Birilerine bir şeyler anlatmak isteseniz en çok neyi önemsersiniz?
Hayatı, hayatın çok değerli bir şey olduğunu anlatmaya çalışırım.
Yaptığınız çalışmalardan sonra sizde bu konuda, farkındalıklarda değişim oldu mu?
Tabi, ben bu kitabı yazarken de çok şey öğrendim. Bu konuda 15 senedir seminerler veriyorum. Everest’e çıktığım günden bu yana… İşim bu, para kazandığım iş bu, ama yazmak bambaşka bir şey. Çünkü yazmak için okumanız, araştırmanız, düşünmeniz gerekiyor. Bu kitabı yazarken kendimi epeyce geliştirdim.
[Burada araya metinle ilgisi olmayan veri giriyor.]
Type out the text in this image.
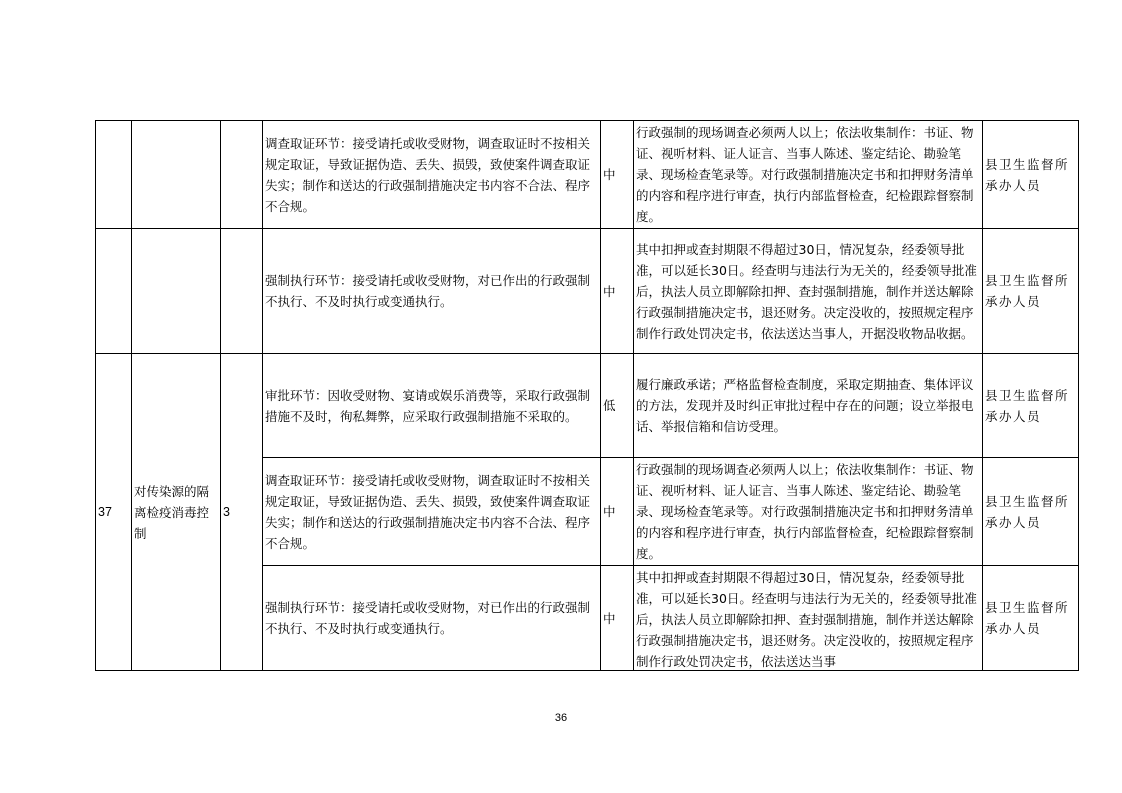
			调查取证环节：接受请托或收受财物，调查取证时不按相关规定取证，导致证据伪造、丢失、损毁，致使案件调查取证失实；制作和送达的行政强制措施决定书内容不合法、程序不合规。	中	行政强制的现场调查必须两人以上；依法收集制作：书证、物证、视听材料、证人证言、当事人陈述、鉴定结论、勘验笔录、现场检查笔录等。对行政强制措施决定书和扣押财务清单的内容和程序进行审查，执行内部监督检查，纪检跟踪督察制度。	县卫生监督所承办人员
			强制执行环节：接受请托或收受财物，对已作出的行政强制不执行、不及时执行或变通执行。	中	其中扣押或查封期限不得超过30日，情况复杂，经委领导批准，可以延长30日。经查明与违法行为无关的，经委领导批准后，执法人员立即解除扣押、查封强制措施，制作并送达解除行政强制措施决定书，退还财务。决定没收的，按照规定程序制作行政处罚决定书，依法送达当事人，开据没收物品收据。	县卫生监督所承办人员
37	对传染源的隔离检疫消毒控制	3	审批环节：因收受财物、宴请或娱乐消费等，采取行政强制措施不及时，徇私舞弊，应采取行政强制措施不采取的。	低	履行廉政承诺；严格监督检查制度，采取定期抽查、集体评议的方法，发现并及时纠正审批过程中存在的问题；设立举报电话、举报信箱和信访受理。	县卫生监督所承办人员
			调查取证环节：接受请托或收受财物，调查取证时不按相关规定取证，导致证据伪造、丢失、损毁，致使案件调查取证失实；制作和送达的行政强制措施决定书内容不合法、程序不合规。	中	行政强制的现场调查必须两人以上；依法收集制作：书证、物证、视听材料、证人证言、当事人陈述、鉴定结论、勘验笔录、现场检查笔录等。对行政强制措施决定书和扣押财务清单的内容和程序进行审查，执行内部监督检查，纪检跟踪督察制度。	县卫生监督所承办人员
			强制执行环节：接受请托或收受财物，对已作出的行政强制不执行、不及时执行或变通执行。	中	其中扣押或查封期限不得超过30日，情况复杂，经委领导批准，可以延长30日。经查明与违法行为无关的，经委领导批准后，执法人员立即解除扣押、查封强制措施，制作并送达解除行政强制措施决定书，退还财务。决定没收的，按照规定程序制作行政处罚决定书，依法送达当事	县卫生监督所承办人员
36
Seminer verdiğiniz konular…
Kişisel gelişim, takım çalışması, liderlik, hedef odaklılık, motivasyon, bu kitabın içeriğinde olanlar. AKUT bana kurumsal örgütlenmeyi, örgütlü toplumun ne kadar güçlü olduğunu öğretti. Üniversitede Doğa Sporları Topluluğunun başkanıydım, oradan da çok şey öğrenmiştim. Oradaki deneyimim AKUT’a çok yaradı, Akut’taki deneyimim hayata yaradı, bütün bu yaptığım çalışmalar seminerlere yaradı elbette.